The group tracks Beevers and Dengler to Chinatown, but split up when they realize the police are trailing them. Poole, Linklater and Underhill find Beevers, who has been captured and bound by Dengler. Dengler smashes a lightbulb, throwing the group into darkness as the police begin to negotiate for their release. Dengler stabs Poole and Underhill, and takes Underhill's jacket so that he can easily pass for Underhill himself in the dim light. After Poole alerts the police that he is not Underhill, Dengler murders one of the officers and escapes. He flees to Honduras and is never heard from again. Underhill narrates the end of the story, imagining Dengler's first few days in Honduras and the constant anxiety that would come with them.

==Creation==
After the success of Ghost Story, Straub struggled to generate a plot that would prove just as financially successful without being derivative of that work. He settled on the idea of Koko's murderous Vietnam veteran, and then wrote and re-wrote, ultimately completing the project after four years. Straub has described Koko as being "emotionally richer" than any of his prior works. He says that while writing it, he tried to mimic the "transparent" and "antiseptic" style of two stories from his collection Houses Without Doors: "Blue Rose" and "The Juniper Tree".

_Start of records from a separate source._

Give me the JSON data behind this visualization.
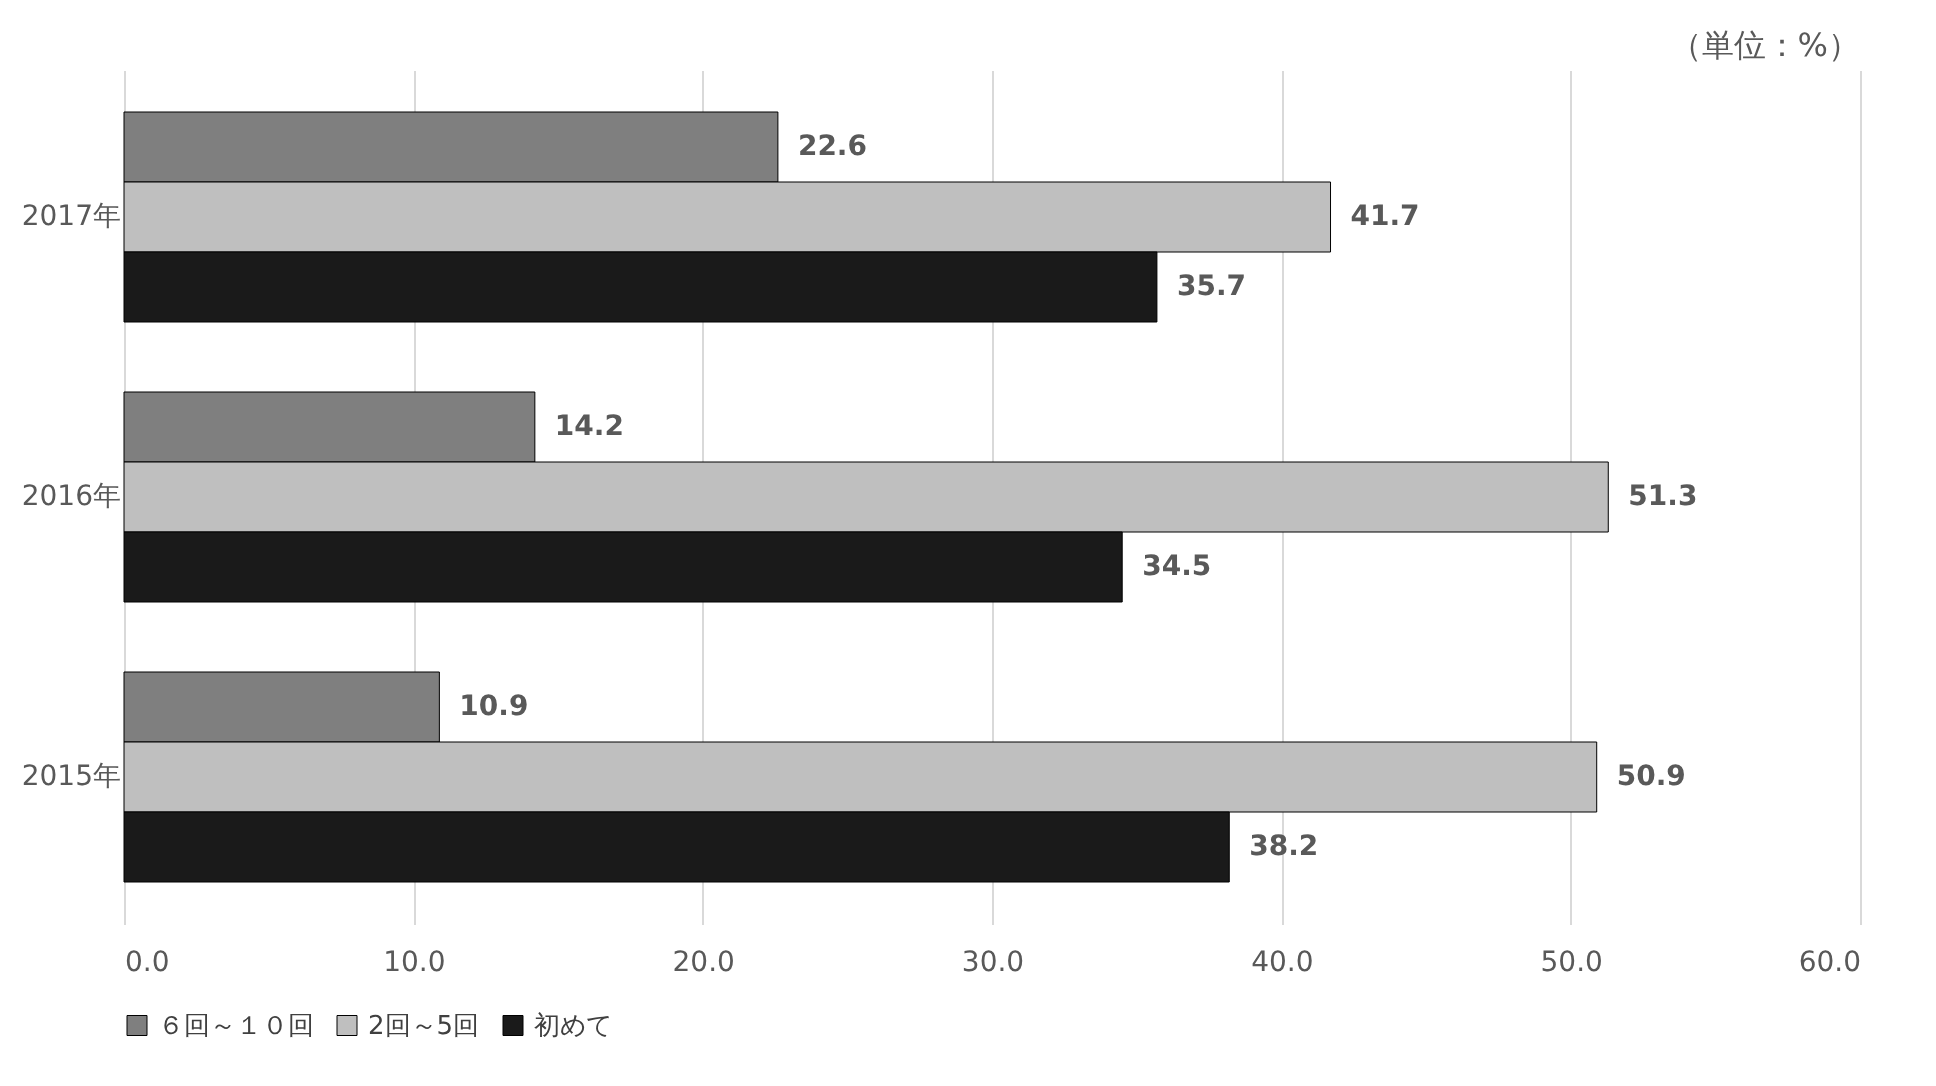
{
  "chart_data": {
    "type": "bar",
    "orientation": "horizontal",
    "categories": [
      "2017年",
      "2016年",
      "2015年"
    ],
    "series": [
      {
        "name": "６回～１０回",
        "color": "#7f7f7f",
        "values": [
          22.6,
          14.2,
          10.9
        ]
      },
      {
        "name": "2回～5回",
        "color": "#bfbfbf",
        "values": [
          41.7,
          51.3,
          50.9
        ]
      },
      {
        "name": "初めて",
        "color": "#1a1a1a",
        "values": [
          35.7,
          34.5,
          38.2
        ]
      }
    ],
    "xlim": [
      0,
      60
    ],
    "xticks": [
      {
        "value": 0,
        "label": "0.0"
      },
      {
        "value": 10,
        "label": "10.0"
      },
      {
        "value": 20,
        "label": "20.0"
      },
      {
        "value": 30,
        "label": "30.0"
      },
      {
        "value": 40,
        "label": "40.0"
      },
      {
        "value": 50,
        "label": "50.0"
      },
      {
        "value": 60,
        "label": "60.0"
      }
    ],
    "data_labels": true,
    "grid": "x",
    "legend": "bottom",
    "annotations": [
      "（単位：%）"
    ]
  }
}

Koko shares characters with several of Straub's other works. The character of Timothy Underhill, for example, subsequently reappeared in the novels The Throat, Lost Boy, Lost Girl, and In the Night Room, and he was mentioned in Mystery. A short prequel to Koko, the short story "The Ghost Village", was also published in Straub's 2000 collection Magic Terror. The town of Milburn, which was the primary setting of Ghost Story, is briefly featured in Koko. The character of Harry Beevers also appears as a teenager and central character in Straub's novella, Blue Rose.

== Reception ==
Lucius Shepard, writing for The Washington Post, gave Koko a favorable review, declaring that "the pacing of the novel and the eloquence of its best scenes achieve a momentum that overwhelms its flaws and, overall, Koko is vastly entertaining, often brilliantly written, full of finely realized moments and miniatures of characterization."

The Los Angeles Times also reviewed Koko positively, calling its story "engrossing" and "blood-chilling." It urged readers not to dismiss Koko as "just another serial killer tale."

The New York Times Book Review described Koko as "a long novel that is complexly plotted and thickly layered" which "seems to be a whodunit, then turns into a whydunit, then back again to a whodunit." The review concluded with the observation that "[i]n this fable of men undone by the ultimate horror, evil is anything but banal."

In a mixed review, The Chicago Tribune described Koko as Straub's "most ambitious work thus far, though not his most successful. [...] His story is too close to the truth to be make believe and never well-enough imagined to be true. Koko is hardly a failure, but is not the book one hoped it would be, either."

Kirkus delivered a negative review, stating that "the characters remain static" and that "the twists hold no punch" before ending it with "an honorable, mighty failure."

The Baltimore Sun also reviewed Koko unfavorably, dubbing it a "sleep-inducing effort from a man who seems as though he would rather be doing something else." The critic opines that the "main character is boring and bland, [Straub's] atmosphere is lacking, and his settings are unconvincing. His style is so awkward that too often I found myself rereading many sentences just to make sure that I was clear on what he was trying to say."